A curious thing I’ve noticed on becoming a parent is how much my parenting style differs from the way I was raised, and it seems to be a phenomenon. I see friends whose relaxed, hippy parents I loved being around as a teen turn into strict, almost autocratic moms and dads. And it’s an interesting thing to observe. My maternal granny’s Victorian sensibilities meant her five children had to help with the housework, mind their manners and pull their weight or else they got the belt. My mom, by contrast, went to extremes to make my childhood as close to idyllic as she could manage – to the point that by the time I went to university and moved into digs I’d barely done a chore in my life and had no clue how to do laundry or clean a loo.

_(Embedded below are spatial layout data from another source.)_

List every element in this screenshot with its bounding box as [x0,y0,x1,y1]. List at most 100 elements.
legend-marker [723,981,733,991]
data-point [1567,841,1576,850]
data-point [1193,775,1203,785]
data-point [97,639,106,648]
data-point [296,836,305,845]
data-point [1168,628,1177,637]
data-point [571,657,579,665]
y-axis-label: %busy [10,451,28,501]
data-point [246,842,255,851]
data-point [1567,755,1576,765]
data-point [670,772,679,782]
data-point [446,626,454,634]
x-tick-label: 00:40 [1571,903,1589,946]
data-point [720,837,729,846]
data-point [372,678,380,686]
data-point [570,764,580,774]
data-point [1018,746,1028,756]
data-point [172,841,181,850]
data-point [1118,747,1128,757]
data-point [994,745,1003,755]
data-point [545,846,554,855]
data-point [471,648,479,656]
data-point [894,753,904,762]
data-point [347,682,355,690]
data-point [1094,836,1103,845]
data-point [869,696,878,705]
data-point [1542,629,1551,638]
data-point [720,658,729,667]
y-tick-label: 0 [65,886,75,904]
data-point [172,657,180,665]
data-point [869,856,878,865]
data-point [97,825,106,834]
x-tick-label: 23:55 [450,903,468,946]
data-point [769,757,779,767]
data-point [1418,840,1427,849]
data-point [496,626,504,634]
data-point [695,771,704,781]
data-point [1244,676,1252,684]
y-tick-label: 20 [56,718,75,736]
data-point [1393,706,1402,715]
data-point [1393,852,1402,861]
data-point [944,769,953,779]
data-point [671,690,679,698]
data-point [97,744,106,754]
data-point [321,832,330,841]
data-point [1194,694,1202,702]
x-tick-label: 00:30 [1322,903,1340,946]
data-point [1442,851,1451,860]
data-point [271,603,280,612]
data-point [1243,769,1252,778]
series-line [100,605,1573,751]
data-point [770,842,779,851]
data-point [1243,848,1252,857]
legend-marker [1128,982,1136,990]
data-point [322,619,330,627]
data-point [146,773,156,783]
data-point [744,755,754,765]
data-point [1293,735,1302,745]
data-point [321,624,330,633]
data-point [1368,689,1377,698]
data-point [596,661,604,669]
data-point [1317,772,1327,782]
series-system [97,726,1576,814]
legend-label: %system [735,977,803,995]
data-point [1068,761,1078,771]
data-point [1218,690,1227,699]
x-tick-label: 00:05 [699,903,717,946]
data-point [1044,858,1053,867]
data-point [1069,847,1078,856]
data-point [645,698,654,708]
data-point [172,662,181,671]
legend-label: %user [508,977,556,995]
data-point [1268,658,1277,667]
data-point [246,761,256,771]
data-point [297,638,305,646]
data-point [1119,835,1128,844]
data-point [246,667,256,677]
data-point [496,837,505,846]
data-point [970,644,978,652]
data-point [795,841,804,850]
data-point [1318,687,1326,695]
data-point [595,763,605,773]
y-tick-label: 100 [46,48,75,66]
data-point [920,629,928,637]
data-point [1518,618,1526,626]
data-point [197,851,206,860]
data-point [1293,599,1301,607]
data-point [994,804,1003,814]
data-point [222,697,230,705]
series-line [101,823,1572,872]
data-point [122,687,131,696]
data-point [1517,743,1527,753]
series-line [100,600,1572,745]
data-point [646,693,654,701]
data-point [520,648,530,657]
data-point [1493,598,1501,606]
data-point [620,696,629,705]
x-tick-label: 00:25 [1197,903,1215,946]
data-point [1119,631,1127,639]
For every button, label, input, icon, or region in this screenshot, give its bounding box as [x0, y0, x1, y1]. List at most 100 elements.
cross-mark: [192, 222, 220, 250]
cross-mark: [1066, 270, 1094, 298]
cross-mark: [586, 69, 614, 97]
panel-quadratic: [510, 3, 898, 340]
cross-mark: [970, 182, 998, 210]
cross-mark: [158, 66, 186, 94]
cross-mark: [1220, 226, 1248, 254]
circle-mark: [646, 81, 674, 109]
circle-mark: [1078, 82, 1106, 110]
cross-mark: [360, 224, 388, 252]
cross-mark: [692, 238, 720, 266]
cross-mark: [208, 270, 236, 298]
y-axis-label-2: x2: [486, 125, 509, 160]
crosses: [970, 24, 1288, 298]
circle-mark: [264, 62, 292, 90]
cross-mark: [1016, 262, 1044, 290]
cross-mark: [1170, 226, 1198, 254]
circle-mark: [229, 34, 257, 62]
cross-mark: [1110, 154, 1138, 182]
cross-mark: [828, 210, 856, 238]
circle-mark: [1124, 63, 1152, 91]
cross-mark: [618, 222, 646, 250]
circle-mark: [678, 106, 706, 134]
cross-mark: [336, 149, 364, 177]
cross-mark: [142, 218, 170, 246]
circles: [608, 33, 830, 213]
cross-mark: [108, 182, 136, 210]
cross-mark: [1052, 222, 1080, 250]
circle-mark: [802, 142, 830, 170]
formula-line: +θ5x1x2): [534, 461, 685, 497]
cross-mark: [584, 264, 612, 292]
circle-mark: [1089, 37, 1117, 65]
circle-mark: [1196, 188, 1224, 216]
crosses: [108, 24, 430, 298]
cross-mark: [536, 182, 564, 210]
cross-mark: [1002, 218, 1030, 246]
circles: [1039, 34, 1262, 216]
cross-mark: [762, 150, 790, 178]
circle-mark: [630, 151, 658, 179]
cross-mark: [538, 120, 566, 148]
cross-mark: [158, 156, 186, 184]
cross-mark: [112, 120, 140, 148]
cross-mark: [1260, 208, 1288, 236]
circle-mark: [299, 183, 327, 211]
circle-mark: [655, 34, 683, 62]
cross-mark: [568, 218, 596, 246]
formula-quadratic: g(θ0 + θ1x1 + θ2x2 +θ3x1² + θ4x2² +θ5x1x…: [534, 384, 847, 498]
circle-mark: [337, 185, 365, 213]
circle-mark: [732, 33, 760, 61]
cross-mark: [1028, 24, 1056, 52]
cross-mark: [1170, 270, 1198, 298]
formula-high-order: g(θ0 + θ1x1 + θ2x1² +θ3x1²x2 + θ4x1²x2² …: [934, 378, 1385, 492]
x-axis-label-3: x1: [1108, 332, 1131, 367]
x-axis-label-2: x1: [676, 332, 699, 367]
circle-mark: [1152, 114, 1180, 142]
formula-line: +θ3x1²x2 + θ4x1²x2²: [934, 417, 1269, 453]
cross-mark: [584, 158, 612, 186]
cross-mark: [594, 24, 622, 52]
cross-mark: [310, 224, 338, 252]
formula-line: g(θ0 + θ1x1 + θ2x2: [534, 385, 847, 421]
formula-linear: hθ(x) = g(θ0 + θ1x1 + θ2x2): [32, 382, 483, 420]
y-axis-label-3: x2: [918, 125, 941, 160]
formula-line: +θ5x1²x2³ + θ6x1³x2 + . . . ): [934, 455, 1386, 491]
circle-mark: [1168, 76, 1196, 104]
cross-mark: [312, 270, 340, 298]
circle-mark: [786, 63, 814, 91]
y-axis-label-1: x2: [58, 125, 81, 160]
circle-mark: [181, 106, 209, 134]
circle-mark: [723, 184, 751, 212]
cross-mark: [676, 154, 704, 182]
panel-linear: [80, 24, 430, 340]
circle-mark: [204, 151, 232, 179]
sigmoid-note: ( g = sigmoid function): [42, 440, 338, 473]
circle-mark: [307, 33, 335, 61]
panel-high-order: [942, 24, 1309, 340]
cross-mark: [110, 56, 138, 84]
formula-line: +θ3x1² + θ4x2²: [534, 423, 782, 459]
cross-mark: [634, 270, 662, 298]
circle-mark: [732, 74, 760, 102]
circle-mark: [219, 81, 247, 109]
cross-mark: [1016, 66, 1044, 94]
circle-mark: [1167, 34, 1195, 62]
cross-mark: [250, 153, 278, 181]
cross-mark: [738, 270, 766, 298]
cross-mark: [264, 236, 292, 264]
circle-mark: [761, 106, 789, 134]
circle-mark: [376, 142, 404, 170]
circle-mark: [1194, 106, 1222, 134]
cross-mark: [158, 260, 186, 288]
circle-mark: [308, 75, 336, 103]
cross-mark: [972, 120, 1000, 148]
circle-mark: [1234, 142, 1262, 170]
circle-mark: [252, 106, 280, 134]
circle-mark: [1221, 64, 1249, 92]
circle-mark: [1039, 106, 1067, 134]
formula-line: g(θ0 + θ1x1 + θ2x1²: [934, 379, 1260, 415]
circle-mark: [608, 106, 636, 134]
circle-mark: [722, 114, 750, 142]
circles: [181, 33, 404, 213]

And I watch my mom watching me with surprise and some measure of horror when I make my daughters clean up the kitchen and tidy the lounge and bring in the washing. And it’s not a deliberate thing or about purposefully giving them life skills, it’s just that I don’t think it’s fair that I should pick up after them all the time and do all the work in the house. And since our home has always operated this way, they don’t think it’s unusual and as a result are pretty adept little humans. They can cook a few simple dishes and are great at taking the initiative when it comes to school things, which is just as well, because I’m not. And I guess they figured out that if they don’t give me the form to sign and return it to their teacher by the correct date, they won’t be going on the outing because I have nine million other things I’m thinking about at any given time. The form is their indaba.
And while, to be honest, this status quo is mostly due to scattiness on my part and work commitments and the conviction that my life can’t revolve solely around my children, I have to say with some measure of pride that this non-helicopter approach to parenting has resulted in two very independent kids. They pack their own stuff for camp, make sure their school clothes are clean and for the past year (hallelujah!) have started setting their own alarms in the morning and get up and fix their breakfast and make sandwiches for school, which leaves me to drink my coffee in peace and read Facebook till my brain is awake enough to function. And really – while the school-lunch thing is an unexpected bonus – I think kids should take some responsibility for what goes on in their lives.
Sometimes, if we arrive at school and one of the girls discovers she’s left her swimming gear/soccer boots/ project at home, I’ll deliver the item later if I can, but if I can’t I don’t. And it’s something their headmistress advised us parents about right in the beginning of their school careers: when your kids mess up, don’t be too quick to make everything okay; children need to learn to think and to do things for themselves. If they never get to experience the consequences of their own mistakes, you deny them an important life lesson. They have to get a bit hungry or get in trouble with a teacher in order not to make that mistake again. And it can be hard, as a parent, because our instincts make us want to protect our kids no matter what. But if you want them to develop into capable, well-functioning adults, sometimes you have to stand back a little and let them experience life.
And a great by-product of this parenting paradigm is that it seems to foster self-confidence. Kids know what they’re capable of and it gives them a sense of power and an opportunity to negotiate the world on their own terms. They know they’re not helpless and when you trust them and believe they can do things for themselves, they believe it too. It’s okay – within reason – to let your children sort out their own affairs. It’s okay to let them fix their own meals from time to time and it’s totally okay to expect them to help out with the running of the home you share. They need to know this stuff, and the self-reliance you’ll be fostering in them will stand them in very good stead when the time comes to leave the nest and stand on their own two feet.